Penso che sia sbagliato parlare di «fuga», o di «fuggire», come spesso avviene nel contesto italiano. Così come temo sia riduttivo vedere nel migrare un mero diritto alla libera circolazione, quasi in continuità antropologica con il passato. Non basta rivendicare perciò una generica mobilità.
Già alla sua radice etimologica il verbo «migrare» indica lo scambio complesso di luogo, e rinvia al paesaggio in cui si incontra l’altro, un incontro che, per via del luogo, potrebbe sempre precipitare in uno scontro. Migrare è un atto esistenziale e politico. Solo considerando l’orizzonte di un mondo spartito tra Stati nazionali è possibile mettere a fuoco la crisi migratoria e affrontare la questione dei diritti umani.
Sin dalla «crisi migratoria» del 2015 sono state elaborate etichette capaci di arrestare, o almeno di ridurre i cosiddetti «flussi migratori». Per questo è stata affermata la necessità di distinguere tra coloro che, fuggendo per motivi politici, dovrebbero essere accolti, e coloro che, avendo lasciato il loro paese spinti da «mire economiche», o «dall’ambizione di migliorare la loro vita», andrebbero incontro a un «legittimo rifiuto». Ai primi viene attribuita l’etichetta di «rifugiati», agli ultimi quella di «migranti». Se il termine «rifugiato» corrisponde quasi a una forma di redenzione, «migrante» è una etichetta-frontiera. Da una parte i «buoni», dall’altra i «cattivi», da una parte i «veri», dall’altra i «falsi».

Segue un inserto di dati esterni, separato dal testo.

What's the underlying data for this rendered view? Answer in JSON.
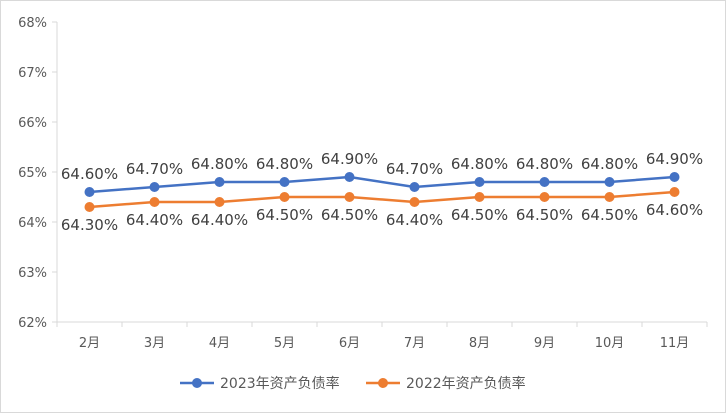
{
  "chart_data": {
    "type": "line",
    "categories": [
      "2月",
      "3月",
      "4月",
      "5月",
      "6月",
      "7月",
      "8月",
      "9月",
      "10月",
      "11月"
    ],
    "ylim": [
      62,
      68
    ],
    "yticks": [
      62,
      63,
      64,
      65,
      66,
      67,
      68
    ],
    "ytick_labels": [
      "62%",
      "63%",
      "64%",
      "65%",
      "66%",
      "67%",
      "68%"
    ],
    "grid": false,
    "legend_position": "bottom",
    "series": [
      {
        "name": "2023年资产负债率",
        "color": "#4472c4",
        "values": [
          64.6,
          64.7,
          64.8,
          64.8,
          64.9,
          64.7,
          64.8,
          64.8,
          64.8,
          64.9
        ],
        "labels": [
          "64.60%",
          "64.70%",
          "64.80%",
          "64.80%",
          "64.90%",
          "64.70%",
          "64.80%",
          "64.80%",
          "64.80%",
          "64.90%"
        ]
      },
      {
        "name": "2022年资产负债率",
        "color": "#ed7d31",
        "values": [
          64.3,
          64.4,
          64.4,
          64.5,
          64.5,
          64.4,
          64.5,
          64.5,
          64.5,
          64.6
        ],
        "labels": [
          "64.30%",
          "64.40%",
          "64.40%",
          "64.50%",
          "64.50%",
          "64.40%",
          "64.50%",
          "64.50%",
          "64.50%",
          "64.60%"
        ]
      }
    ]
  }
}
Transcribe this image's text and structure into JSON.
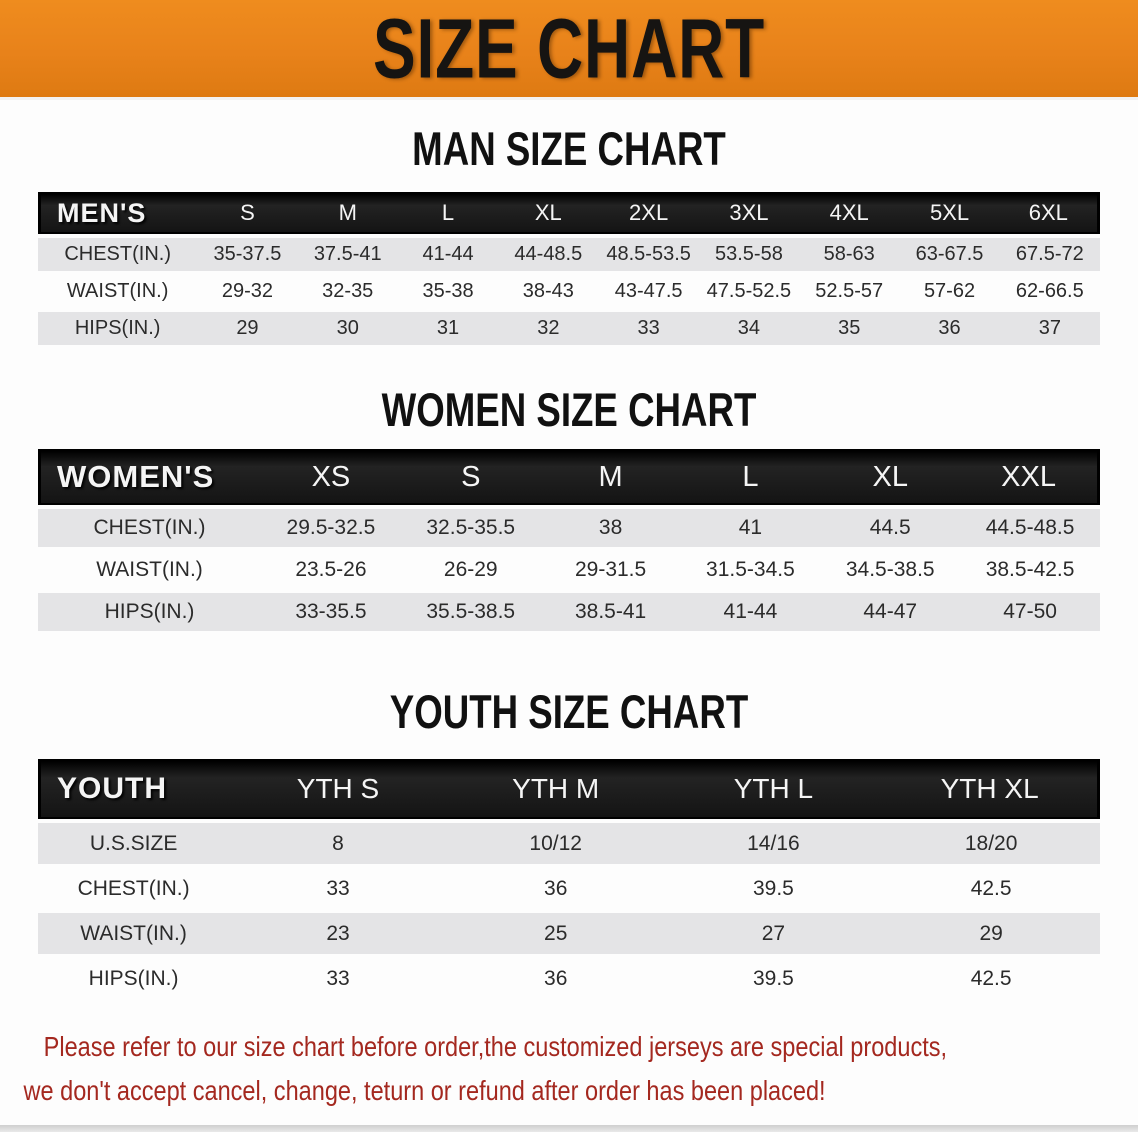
{
  "banner": {
    "title": "SIZE CHART"
  },
  "colors": {
    "bannerBg": "#e8821a",
    "headerBar": "#141414",
    "rowGray": "#e4e4e6",
    "headingBlack": "#111111",
    "disclaimerRed": "#a4281f"
  },
  "sections": [
    {
      "heading": "MAN SIZE CHART",
      "corner": "MEN'S",
      "columns": [
        "S",
        "M",
        "L",
        "XL",
        "2XL",
        "3XL",
        "4XL",
        "5XL",
        "6XL"
      ],
      "rows": [
        {
          "label": "CHEST(IN.)",
          "values": [
            "35-37.5",
            "37.5-41",
            "41-44",
            "44-48.5",
            "48.5-53.5",
            "53.5-58",
            "58-63",
            "63-67.5",
            "67.5-72"
          ]
        },
        {
          "label": "WAIST(IN.)",
          "values": [
            "29-32",
            "32-35",
            "35-38",
            "38-43",
            "43-47.5",
            "47.5-52.5",
            "52.5-57",
            "57-62",
            "62-66.5"
          ]
        },
        {
          "label": "HIPS(IN.)",
          "values": [
            "29",
            "30",
            "31",
            "32",
            "33",
            "34",
            "35",
            "36",
            "37"
          ]
        }
      ]
    },
    {
      "heading": "WOMEN SIZE CHART",
      "corner": "WOMEN'S",
      "columns": [
        "XS",
        "S",
        "M",
        "L",
        "XL",
        "XXL"
      ],
      "rows": [
        {
          "label": "CHEST(IN.)",
          "values": [
            "29.5-32.5",
            "32.5-35.5",
            "38",
            "41",
            "44.5",
            "44.5-48.5"
          ]
        },
        {
          "label": "WAIST(IN.)",
          "values": [
            "23.5-26",
            "26-29",
            "29-31.5",
            "31.5-34.5",
            "34.5-38.5",
            "38.5-42.5"
          ]
        },
        {
          "label": "HIPS(IN.)",
          "values": [
            "33-35.5",
            "35.5-38.5",
            "38.5-41",
            "41-44",
            "44-47",
            "47-50"
          ]
        }
      ]
    },
    {
      "heading": "YOUTH SIZE CHART",
      "corner": "YOUTH",
      "columns": [
        "YTH S",
        "YTH M",
        "YTH L",
        "YTH XL"
      ],
      "rows": [
        {
          "label": "U.S.SIZE",
          "values": [
            "8",
            "10/12",
            "14/16",
            "18/20"
          ]
        },
        {
          "label": "CHEST(IN.)",
          "values": [
            "33",
            "36",
            "39.5",
            "42.5"
          ]
        },
        {
          "label": "WAIST(IN.)",
          "values": [
            "23",
            "25",
            "27",
            "29"
          ]
        },
        {
          "label": "HIPS(IN.)",
          "values": [
            "33",
            "36",
            "39.5",
            "42.5"
          ]
        }
      ]
    }
  ],
  "disclaimer": {
    "line1": "Please refer to our size chart before order,the customized jerseys are special products,",
    "line2": "we don't accept cancel, change, teturn or refund after order has been placed!"
  }
}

Se «rifugiato» è una categoria giuridica, «migrante» non è che il participio presente del verbo migrare. Sembrerebbe un termine neutro. Ma da tempo ha assunto un significato spregiativo. Proprio l’impossibilità di definirlo, se non per quel suo colpevole muoversi, lo espone al sospetto e lo rinvia all’attesa del «richiedente». Non è un perseguitato, non è una vittima, per cui si possa provare compassione, e tanto meno solidarietà. Al contrario, il persecutore potrebbe essere lui. Perché ha le sembianze tetre dell’avversario, del rivale, del «nemico» subdolo e nascosto. Di qui la retorica del «clandestino».
Meno bianco, meno istruito, meno ricco, gettato sulle vie dell’emigrazione da motivi al contempo più complessi e più triviali, viene tacciato di essere un «falso rifugiato», sia perché non corrisponde al dissidente, al «vero rifugiato», sia perché vorrebbe contrabbandare volgari cause economiche per nobili ragioni politiche.
Eppure questo nuovo povero, cui è stata tolta anche l’antica dignità del povero, avrebbe mille motivi da far valere, mille ragioni che lo hanno costretto a partire. L’UNHCR parla già da tempo di «flussi misti» per indicare l’arrivo di migranti che fuggono da guerra, violenza, fame. In quella formula si ammette l’impossibilità di applicare rigide e obsolete categorie. Nei nuovi, innumerevoli conflitti politici, etnici, religiosi, la persecuzione può avere il volto della siccità, oppure quello del gruppo semiterroristico che scaccia da un villaggio i contadini; se questi lasciano la loro terra, potrebbero, a torto, essere considerati migranti economici.
La distinzione tra perseguitati politici e migranti economici non regge. Sarebbe come sostenere che l’impoverimento di interi continenti non abbia cause politiche. La guerra civile globale non viene condotta solo con le bombe. Sfruttamento, crisi finanziarie, fuga dei capitali, corruzione, catastrofi ecologiche, fondamentalismo non sono motivi meno rilevanti della minaccia personale, della tortura, dell’arresto. Quel criterio antistorico è tenuto in piedi solo dalla logica della selezione e dalla politica del respingimento.